Wenn dir S/W ausreicht und du Duplex haben willst würd' ich den empfehlen, billiger und Langlebiger gibt es kaum. Meiner ist gute 8 Jahre "jung" und wird davon seit 5 Jahren nur noch 1-2 mal im Monat benutzt. Bin jetzt bei der 3ten Tonerkartusche :D
 
bad_beaver schrieb:
Aber tue dir einen gefallen und nimm keinen hp!
An den dingern kann man nicht mal eine netzwerkadresse ändern, ohne den pc und die nervige hp software.

Aus eigener erfahring kann ich brother empfehlen. Zb mfc 9332 gibt auch günstige zubehör toner und 3 jahre garantie.

Ich habe genau die gegenteilige Erfahrung gemacht.

3 Kollegen von mir haben einen Brother Drucker.
Die sagen alle: Nie wieder Brother.

Ich selber habe schon immer HP und noch nie Probleme damit gehabt.

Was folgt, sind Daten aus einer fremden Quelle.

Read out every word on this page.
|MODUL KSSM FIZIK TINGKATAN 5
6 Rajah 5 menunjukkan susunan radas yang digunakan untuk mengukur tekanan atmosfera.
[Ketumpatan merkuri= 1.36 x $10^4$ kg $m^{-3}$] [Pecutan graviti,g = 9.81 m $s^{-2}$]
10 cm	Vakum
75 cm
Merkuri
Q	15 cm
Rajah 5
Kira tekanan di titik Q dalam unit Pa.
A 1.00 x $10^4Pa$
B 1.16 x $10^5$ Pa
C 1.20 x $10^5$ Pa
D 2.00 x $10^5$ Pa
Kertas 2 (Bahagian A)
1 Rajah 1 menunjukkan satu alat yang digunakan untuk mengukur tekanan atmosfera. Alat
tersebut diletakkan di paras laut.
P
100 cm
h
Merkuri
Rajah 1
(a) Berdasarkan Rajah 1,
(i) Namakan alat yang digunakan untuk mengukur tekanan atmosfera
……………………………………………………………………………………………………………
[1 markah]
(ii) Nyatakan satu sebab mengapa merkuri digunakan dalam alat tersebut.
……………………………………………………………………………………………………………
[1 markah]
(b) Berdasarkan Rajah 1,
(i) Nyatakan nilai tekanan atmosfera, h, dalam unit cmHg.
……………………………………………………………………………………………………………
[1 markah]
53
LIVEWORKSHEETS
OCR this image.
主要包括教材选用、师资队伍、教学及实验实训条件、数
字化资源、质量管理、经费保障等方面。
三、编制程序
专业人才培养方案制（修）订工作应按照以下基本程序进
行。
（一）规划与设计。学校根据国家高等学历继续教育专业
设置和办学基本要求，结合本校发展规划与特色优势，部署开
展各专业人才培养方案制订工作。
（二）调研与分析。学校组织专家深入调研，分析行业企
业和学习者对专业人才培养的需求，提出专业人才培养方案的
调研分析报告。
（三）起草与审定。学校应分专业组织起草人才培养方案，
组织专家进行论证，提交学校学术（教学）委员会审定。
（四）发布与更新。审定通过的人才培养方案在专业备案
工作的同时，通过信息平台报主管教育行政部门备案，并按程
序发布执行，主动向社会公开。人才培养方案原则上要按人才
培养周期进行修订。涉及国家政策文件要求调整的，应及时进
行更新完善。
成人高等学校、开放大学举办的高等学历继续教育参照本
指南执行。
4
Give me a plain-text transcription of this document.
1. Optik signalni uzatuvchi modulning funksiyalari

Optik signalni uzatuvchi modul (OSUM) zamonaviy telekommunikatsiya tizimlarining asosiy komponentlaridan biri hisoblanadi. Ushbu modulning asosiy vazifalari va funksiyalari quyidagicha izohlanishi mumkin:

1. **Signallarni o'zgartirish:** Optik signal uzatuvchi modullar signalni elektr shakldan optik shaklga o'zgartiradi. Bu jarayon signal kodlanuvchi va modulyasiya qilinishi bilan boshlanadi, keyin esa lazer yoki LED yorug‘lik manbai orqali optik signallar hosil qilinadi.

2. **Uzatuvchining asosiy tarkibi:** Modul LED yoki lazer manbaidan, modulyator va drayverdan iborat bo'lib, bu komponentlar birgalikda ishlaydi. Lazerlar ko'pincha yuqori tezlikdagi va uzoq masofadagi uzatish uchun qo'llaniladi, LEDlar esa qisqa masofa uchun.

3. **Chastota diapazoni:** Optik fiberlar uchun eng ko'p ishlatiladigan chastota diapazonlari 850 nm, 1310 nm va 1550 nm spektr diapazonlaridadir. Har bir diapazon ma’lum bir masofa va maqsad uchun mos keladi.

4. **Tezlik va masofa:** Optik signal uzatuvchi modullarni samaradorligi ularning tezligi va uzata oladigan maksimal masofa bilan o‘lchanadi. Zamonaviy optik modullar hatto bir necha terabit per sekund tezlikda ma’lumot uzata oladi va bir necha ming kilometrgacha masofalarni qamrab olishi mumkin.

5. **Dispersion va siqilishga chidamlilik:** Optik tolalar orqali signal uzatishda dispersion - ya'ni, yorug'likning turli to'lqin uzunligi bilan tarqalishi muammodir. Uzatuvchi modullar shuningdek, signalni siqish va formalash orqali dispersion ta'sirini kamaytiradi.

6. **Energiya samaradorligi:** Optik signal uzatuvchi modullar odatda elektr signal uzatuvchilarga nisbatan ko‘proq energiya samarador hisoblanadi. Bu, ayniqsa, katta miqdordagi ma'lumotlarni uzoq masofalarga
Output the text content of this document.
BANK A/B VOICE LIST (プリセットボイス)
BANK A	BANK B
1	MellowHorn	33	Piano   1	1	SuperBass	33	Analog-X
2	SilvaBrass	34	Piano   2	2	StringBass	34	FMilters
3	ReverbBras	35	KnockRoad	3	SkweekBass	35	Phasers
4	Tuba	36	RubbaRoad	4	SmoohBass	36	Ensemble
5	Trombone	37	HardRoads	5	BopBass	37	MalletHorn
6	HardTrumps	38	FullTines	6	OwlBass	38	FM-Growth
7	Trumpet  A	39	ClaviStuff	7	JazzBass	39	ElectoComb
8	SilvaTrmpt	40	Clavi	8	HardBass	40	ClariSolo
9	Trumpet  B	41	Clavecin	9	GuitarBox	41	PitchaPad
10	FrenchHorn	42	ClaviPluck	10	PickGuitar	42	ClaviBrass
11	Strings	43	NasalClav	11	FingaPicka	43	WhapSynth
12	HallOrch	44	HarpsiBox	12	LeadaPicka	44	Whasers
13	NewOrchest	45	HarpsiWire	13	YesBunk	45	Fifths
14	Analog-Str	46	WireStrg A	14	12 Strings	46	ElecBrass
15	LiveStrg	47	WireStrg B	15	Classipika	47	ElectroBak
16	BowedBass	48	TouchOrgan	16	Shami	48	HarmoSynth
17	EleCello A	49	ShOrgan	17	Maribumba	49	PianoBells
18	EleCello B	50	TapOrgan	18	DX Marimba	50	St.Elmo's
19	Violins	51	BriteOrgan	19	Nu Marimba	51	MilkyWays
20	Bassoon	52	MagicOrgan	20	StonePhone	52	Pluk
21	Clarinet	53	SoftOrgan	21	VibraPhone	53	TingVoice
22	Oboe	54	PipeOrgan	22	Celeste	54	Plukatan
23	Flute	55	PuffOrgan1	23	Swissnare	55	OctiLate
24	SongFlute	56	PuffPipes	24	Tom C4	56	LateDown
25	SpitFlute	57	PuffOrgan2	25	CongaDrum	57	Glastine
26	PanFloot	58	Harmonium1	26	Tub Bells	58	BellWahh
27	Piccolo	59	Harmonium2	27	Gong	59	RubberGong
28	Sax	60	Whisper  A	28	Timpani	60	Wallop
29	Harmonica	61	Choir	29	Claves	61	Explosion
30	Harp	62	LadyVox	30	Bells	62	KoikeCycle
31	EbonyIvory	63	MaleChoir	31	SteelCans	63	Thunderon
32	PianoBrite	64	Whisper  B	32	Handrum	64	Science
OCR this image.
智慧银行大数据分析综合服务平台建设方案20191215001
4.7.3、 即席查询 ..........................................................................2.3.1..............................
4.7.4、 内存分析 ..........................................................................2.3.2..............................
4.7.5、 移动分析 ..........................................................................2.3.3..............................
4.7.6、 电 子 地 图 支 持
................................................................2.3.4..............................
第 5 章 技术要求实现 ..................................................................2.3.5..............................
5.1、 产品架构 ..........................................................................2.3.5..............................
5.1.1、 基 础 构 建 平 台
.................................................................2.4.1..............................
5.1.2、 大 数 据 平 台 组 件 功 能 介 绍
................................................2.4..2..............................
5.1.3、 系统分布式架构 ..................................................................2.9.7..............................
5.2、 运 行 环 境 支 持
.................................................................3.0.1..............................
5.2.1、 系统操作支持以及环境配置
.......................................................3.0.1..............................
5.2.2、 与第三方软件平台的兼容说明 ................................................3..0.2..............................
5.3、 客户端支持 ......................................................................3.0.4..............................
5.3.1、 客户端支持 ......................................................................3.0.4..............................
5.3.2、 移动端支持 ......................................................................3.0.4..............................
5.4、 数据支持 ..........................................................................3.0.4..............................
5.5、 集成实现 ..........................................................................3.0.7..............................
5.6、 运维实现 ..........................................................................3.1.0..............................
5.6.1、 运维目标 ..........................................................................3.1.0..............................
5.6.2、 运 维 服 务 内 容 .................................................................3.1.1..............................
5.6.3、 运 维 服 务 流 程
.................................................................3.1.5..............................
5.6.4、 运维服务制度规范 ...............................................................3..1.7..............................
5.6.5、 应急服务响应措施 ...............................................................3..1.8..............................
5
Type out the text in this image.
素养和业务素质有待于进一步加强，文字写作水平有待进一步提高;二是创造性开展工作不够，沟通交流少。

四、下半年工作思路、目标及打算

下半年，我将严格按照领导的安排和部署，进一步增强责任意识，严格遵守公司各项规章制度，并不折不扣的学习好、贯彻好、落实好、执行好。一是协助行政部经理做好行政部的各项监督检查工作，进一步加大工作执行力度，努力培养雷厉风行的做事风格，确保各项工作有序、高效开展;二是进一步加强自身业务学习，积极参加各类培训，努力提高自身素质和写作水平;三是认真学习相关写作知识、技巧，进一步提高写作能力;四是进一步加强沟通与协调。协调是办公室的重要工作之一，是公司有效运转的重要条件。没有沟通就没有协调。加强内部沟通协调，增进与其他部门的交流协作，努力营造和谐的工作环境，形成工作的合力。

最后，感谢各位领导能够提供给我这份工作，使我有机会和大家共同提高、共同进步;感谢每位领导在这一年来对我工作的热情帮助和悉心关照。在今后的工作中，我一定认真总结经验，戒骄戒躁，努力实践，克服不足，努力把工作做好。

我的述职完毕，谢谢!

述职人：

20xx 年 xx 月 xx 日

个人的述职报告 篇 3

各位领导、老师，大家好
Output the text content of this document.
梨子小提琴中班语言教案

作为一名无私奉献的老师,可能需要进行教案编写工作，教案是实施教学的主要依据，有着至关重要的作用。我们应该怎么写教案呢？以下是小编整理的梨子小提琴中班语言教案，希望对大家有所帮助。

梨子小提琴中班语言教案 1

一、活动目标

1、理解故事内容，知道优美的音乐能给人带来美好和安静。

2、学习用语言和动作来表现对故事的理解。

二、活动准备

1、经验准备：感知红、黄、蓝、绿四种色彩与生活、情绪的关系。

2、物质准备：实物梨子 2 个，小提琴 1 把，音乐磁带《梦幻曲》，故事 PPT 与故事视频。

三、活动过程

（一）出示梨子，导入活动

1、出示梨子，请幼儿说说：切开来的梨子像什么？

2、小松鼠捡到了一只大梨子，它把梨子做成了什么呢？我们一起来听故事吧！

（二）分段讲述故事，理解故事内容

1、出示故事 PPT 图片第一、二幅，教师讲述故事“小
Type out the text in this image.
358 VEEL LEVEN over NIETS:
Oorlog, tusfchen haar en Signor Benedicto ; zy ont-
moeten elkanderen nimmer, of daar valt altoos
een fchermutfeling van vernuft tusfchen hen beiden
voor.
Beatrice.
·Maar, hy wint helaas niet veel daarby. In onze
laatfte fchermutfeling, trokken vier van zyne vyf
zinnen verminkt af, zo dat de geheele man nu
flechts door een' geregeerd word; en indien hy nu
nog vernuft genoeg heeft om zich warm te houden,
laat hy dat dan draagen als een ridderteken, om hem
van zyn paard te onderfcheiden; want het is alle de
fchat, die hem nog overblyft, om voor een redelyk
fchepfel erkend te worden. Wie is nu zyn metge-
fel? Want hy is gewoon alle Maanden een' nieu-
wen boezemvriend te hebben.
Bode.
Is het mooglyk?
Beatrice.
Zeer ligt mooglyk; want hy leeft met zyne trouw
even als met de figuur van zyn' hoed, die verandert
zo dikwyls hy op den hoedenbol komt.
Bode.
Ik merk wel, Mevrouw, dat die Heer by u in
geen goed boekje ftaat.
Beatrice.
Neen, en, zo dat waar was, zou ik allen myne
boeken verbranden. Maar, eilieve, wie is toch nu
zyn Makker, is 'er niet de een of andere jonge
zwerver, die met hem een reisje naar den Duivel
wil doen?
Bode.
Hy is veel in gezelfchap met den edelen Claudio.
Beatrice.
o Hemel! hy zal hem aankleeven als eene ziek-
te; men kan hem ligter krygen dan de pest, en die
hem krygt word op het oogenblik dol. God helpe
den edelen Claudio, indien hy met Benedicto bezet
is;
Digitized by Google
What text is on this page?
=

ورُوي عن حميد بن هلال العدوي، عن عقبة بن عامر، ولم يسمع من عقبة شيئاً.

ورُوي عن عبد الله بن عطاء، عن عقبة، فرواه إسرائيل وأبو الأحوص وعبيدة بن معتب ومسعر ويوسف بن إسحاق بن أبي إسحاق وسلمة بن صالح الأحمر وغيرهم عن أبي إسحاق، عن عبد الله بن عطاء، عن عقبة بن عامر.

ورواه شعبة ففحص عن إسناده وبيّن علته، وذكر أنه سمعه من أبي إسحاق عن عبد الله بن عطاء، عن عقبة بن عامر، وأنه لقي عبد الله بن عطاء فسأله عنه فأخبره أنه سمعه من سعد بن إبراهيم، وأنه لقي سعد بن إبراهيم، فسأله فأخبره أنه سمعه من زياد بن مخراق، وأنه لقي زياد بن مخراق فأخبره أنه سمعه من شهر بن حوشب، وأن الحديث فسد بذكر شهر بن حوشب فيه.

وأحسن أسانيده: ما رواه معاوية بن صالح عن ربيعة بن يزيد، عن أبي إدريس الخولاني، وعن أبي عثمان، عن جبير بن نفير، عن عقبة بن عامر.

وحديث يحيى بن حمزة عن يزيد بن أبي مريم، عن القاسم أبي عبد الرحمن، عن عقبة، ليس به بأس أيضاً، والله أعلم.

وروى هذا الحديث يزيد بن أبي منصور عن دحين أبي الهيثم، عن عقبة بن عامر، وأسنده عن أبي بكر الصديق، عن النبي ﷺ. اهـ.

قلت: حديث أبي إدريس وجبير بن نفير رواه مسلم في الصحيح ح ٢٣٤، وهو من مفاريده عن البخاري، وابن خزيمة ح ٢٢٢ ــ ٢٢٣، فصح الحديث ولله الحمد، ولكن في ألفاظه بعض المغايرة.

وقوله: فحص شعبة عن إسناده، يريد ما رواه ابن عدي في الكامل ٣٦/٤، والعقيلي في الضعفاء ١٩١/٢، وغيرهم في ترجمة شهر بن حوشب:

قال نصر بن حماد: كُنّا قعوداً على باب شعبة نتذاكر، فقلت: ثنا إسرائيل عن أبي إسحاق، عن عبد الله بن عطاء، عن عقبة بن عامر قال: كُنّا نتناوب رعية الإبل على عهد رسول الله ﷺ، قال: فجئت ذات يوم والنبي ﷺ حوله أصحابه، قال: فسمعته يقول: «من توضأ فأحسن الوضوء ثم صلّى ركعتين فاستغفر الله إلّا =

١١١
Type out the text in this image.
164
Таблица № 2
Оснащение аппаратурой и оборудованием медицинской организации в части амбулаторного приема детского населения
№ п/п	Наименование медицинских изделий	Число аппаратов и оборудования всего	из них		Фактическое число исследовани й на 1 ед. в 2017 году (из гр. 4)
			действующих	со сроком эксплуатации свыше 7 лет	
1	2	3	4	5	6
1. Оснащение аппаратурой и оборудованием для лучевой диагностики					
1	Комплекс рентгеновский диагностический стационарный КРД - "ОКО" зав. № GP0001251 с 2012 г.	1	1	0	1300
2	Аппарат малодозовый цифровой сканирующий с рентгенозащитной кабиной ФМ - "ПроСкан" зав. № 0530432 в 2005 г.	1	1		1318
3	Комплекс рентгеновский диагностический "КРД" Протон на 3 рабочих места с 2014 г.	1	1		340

Netzwerkadresse ist kein Problem.
Die vergebe ich in der Fritzbox.
Fertig. Dann habe ich eine feste, ohne am PC oder Drucker was machen zu müssen.
 
Also zu HP würde ich auch nicht mehr greifen wollen. Aber gut.

Was du bei deinen Überlegungen IMO auf jeden Fall noch beachten solltest: Was sind die Folgekosten (Toner & Toner-Rest-Behälter). Insbesondere auch weil die mitgelieferten Toner i.d.R. nur eine extrem minimale Füllung haben, so dass man auch bei wenigen Druckaufträgen im Monat schnell nachkaufen muss. Außerdem sollte man IMO schauen, was der Drittanbietermarkt in Sachen Toner hergibt.

Zudem sollte man auch mal kurz googlen, wie sehr sich das Gerät sperrt, wenn der Seitenzähler für den Toner abgelaufen ist. Das Druckbild ist da zu 99% noch super / einwandfrei und man könnte noch locker etliche (50-100+) Seiten drucken, aber der Softwarezähler im Gerät sagt "Nö, ist nicht. Bitte neuen Toner kaufen" und das Gerät druckt nicht mehr. Je nach Drucker gibt es da kleine oder große Tricks, wie man die Sperre umgehen kann.